Effective scientific libraries extensively employ polymorphism, custom operators, and compile time abstraction. Code generation approaches (writing programs that write programs) are unusually common.

Contrasting the design priorities of mainstream programming languages vs. scientific (technical computing) languages: Contrasting design priorities

The priorities in each row are not necessarily opposites or even mutually exclusive, but rather are a matter of emphasis. It is certainly possible to have both parametric and ad hoc polymorphism within the same language, but syntax, recommended idioms, and the design of the standard library will tend to emphasize one or the other. Of course, the features on the left side can also be useful for technical computing; we exaggerate to help make the point.

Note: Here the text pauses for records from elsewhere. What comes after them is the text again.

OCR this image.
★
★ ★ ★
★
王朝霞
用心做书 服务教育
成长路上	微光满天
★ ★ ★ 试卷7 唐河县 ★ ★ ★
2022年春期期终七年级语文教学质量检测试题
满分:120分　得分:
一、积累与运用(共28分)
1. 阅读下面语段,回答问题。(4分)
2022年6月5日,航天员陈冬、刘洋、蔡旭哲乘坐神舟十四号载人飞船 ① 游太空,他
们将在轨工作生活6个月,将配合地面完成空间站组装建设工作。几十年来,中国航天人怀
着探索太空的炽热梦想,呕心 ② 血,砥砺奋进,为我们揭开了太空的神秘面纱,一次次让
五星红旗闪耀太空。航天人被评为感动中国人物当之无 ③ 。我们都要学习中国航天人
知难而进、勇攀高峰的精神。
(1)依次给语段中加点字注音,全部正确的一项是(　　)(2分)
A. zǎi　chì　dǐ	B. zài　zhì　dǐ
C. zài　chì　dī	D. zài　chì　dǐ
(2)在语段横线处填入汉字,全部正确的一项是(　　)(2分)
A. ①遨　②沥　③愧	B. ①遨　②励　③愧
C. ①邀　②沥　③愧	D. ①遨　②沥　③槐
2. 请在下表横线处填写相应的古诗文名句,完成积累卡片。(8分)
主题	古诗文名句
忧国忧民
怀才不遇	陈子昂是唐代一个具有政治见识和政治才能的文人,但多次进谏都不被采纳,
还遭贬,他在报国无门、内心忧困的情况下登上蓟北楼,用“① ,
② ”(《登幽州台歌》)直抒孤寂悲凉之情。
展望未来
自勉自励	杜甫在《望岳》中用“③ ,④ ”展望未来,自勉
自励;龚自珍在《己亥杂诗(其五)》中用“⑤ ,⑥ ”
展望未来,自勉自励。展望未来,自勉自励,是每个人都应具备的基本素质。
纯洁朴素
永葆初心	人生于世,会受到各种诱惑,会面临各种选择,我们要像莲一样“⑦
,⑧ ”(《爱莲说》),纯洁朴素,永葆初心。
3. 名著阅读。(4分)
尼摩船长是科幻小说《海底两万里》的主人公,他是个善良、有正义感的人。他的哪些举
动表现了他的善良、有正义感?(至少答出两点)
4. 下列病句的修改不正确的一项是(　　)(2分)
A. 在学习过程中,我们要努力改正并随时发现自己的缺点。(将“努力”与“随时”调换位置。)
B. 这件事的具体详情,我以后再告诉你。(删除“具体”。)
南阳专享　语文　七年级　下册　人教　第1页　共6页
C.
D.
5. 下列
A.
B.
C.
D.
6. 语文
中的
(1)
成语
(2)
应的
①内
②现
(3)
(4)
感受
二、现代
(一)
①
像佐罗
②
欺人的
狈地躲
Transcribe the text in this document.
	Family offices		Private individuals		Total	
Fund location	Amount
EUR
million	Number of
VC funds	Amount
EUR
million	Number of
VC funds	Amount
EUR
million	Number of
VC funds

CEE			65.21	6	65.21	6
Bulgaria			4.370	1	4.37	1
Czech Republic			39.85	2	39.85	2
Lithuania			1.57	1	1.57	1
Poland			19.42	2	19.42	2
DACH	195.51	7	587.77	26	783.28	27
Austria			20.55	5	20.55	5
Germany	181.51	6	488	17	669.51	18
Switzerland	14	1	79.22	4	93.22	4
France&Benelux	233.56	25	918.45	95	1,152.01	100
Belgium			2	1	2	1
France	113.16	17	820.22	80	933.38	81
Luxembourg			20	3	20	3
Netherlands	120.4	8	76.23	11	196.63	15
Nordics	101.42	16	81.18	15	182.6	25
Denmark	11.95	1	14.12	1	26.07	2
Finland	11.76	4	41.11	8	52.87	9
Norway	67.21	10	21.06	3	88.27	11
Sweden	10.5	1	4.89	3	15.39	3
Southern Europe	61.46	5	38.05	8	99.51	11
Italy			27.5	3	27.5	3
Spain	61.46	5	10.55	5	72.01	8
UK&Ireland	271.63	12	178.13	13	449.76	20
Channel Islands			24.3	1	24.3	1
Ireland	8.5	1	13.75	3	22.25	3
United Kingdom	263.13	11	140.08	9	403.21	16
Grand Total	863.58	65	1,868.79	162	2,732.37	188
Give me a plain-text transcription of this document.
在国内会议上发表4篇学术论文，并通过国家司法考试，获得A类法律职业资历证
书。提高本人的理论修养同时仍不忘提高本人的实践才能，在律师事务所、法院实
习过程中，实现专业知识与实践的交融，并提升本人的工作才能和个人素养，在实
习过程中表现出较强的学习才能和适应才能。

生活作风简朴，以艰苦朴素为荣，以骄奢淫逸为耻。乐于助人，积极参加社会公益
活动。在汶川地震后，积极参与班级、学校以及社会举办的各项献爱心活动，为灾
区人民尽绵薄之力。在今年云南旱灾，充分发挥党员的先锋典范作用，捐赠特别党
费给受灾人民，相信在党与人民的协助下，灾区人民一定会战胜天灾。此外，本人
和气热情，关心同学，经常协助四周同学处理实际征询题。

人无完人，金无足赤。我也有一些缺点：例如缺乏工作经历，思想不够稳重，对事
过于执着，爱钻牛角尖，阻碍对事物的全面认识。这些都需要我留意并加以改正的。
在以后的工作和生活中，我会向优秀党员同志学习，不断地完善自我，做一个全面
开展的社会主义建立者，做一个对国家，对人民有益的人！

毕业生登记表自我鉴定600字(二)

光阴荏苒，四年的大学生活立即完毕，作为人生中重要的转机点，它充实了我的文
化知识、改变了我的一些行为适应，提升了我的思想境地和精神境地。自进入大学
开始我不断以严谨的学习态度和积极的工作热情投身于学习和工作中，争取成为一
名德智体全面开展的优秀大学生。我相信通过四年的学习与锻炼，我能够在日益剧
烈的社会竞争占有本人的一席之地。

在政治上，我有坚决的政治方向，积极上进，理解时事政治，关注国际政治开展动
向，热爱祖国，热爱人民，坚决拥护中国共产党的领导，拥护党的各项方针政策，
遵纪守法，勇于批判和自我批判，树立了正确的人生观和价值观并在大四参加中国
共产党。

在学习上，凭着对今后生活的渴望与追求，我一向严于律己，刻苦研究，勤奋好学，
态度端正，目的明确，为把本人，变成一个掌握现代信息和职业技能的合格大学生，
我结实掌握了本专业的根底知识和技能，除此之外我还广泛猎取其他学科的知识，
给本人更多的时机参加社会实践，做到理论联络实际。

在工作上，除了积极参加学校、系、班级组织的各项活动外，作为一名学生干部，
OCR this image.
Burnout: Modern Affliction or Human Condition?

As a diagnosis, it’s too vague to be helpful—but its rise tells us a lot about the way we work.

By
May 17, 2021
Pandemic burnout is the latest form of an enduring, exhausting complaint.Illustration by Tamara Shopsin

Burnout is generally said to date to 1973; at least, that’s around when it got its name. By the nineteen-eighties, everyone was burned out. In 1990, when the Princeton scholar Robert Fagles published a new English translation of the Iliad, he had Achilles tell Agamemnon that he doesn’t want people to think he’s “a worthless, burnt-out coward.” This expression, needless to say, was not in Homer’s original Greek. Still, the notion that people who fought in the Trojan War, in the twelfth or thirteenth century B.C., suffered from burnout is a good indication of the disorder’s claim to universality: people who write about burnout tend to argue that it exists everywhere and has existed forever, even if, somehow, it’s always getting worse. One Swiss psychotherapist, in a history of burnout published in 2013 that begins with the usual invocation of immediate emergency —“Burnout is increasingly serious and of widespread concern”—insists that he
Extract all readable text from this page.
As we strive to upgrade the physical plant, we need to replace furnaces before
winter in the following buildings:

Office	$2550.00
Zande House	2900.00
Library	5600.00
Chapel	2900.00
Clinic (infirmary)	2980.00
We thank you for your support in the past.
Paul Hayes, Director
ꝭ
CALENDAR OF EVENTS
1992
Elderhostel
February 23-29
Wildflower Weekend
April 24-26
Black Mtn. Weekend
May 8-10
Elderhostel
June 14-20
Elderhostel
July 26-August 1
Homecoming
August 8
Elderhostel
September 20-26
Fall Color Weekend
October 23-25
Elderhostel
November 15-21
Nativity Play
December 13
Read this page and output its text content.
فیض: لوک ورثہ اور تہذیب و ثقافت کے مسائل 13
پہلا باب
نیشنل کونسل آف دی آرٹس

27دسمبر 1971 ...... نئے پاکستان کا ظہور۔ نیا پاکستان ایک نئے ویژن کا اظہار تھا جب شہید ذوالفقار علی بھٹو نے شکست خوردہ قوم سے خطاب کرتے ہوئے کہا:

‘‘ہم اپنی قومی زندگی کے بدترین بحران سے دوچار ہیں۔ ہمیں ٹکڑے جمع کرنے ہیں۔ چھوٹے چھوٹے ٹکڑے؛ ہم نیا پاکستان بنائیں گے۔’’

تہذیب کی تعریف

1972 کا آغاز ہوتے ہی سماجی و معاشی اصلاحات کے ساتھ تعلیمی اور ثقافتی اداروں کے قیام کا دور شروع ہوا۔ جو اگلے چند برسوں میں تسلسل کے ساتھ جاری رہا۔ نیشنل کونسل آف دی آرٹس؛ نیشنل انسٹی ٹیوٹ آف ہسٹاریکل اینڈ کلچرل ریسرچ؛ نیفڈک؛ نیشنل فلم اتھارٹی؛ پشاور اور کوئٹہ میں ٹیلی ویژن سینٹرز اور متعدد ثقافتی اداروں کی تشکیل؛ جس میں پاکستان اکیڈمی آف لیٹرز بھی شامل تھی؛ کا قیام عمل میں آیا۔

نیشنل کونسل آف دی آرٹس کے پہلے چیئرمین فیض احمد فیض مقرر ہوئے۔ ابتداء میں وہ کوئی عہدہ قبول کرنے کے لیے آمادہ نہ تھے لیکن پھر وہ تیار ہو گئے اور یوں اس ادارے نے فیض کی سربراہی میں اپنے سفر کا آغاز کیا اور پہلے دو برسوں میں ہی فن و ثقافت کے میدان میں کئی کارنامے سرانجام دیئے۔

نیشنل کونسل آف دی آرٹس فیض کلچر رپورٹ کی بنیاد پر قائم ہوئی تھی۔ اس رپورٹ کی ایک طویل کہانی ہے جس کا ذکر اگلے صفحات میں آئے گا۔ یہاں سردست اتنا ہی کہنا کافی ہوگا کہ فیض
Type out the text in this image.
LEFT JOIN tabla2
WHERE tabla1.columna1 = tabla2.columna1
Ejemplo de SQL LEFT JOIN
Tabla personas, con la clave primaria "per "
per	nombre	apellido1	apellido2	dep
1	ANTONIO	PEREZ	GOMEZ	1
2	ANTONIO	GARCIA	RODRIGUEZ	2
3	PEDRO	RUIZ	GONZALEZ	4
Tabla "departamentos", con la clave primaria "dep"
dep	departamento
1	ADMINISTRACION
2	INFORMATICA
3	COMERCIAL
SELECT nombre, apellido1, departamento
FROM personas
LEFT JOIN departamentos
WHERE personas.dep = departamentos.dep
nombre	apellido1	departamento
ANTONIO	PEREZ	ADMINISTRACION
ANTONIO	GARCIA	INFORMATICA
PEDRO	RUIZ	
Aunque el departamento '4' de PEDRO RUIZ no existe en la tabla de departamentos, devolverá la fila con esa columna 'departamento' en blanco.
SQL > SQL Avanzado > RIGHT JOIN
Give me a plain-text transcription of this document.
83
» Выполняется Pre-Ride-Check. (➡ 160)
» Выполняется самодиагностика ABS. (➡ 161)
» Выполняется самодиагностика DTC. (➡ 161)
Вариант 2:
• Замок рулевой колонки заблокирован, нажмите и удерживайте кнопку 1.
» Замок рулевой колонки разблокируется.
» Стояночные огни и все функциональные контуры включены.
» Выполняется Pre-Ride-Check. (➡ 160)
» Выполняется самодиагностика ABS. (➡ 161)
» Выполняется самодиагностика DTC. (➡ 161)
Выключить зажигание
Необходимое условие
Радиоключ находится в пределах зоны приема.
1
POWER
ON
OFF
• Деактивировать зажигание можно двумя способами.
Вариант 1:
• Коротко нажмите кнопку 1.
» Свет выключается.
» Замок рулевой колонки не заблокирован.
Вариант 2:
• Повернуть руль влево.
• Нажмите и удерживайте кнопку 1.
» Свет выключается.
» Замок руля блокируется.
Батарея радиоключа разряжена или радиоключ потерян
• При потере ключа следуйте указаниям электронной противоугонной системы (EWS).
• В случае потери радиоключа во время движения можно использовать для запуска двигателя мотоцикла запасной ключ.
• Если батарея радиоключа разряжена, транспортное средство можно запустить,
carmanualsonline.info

Another factor is "convenience" (productivity) in how much you need to know to use a given piece of functionality,

This leads languages to adopt various forms of loose coupling, automation, and elision of software engineering distinctions that are considered important in other languages. ... These systems are function-oriented, typically providing a rather large number of functions and a much smaller number of data types. Type definitions and features for organizing large systems are de-emphasized.

I interpret "eliding software engineering distinctions" as emphasis on rapid and exploratory development over teamwork, portability, maintainability, usability, testability, deployability, etc.

Informally, in order to provide the desired experience a language needs to be able to assign a meaning to a brief and isolated piece of code such as sin(x). This leads directly to making declarations and annotations optional, eliding administrative tasks like memory management, and leaving information implicit (for example the definition scopes and types of the identifiers sin and x).

The author mentions cultural differences, e.g. with MATLAB's \ operator,

By writing only A\B, the user can solve square, over- or under-determined linear systems that are dense or sparse, for multiple data types. The arguments can even be scalars, in which case simple division is performed. In short, a large amount of linear algebra software is accessed via a single character! This contrasts with the software engineering tradition, where clarifying programmer intent would likely be considered more important.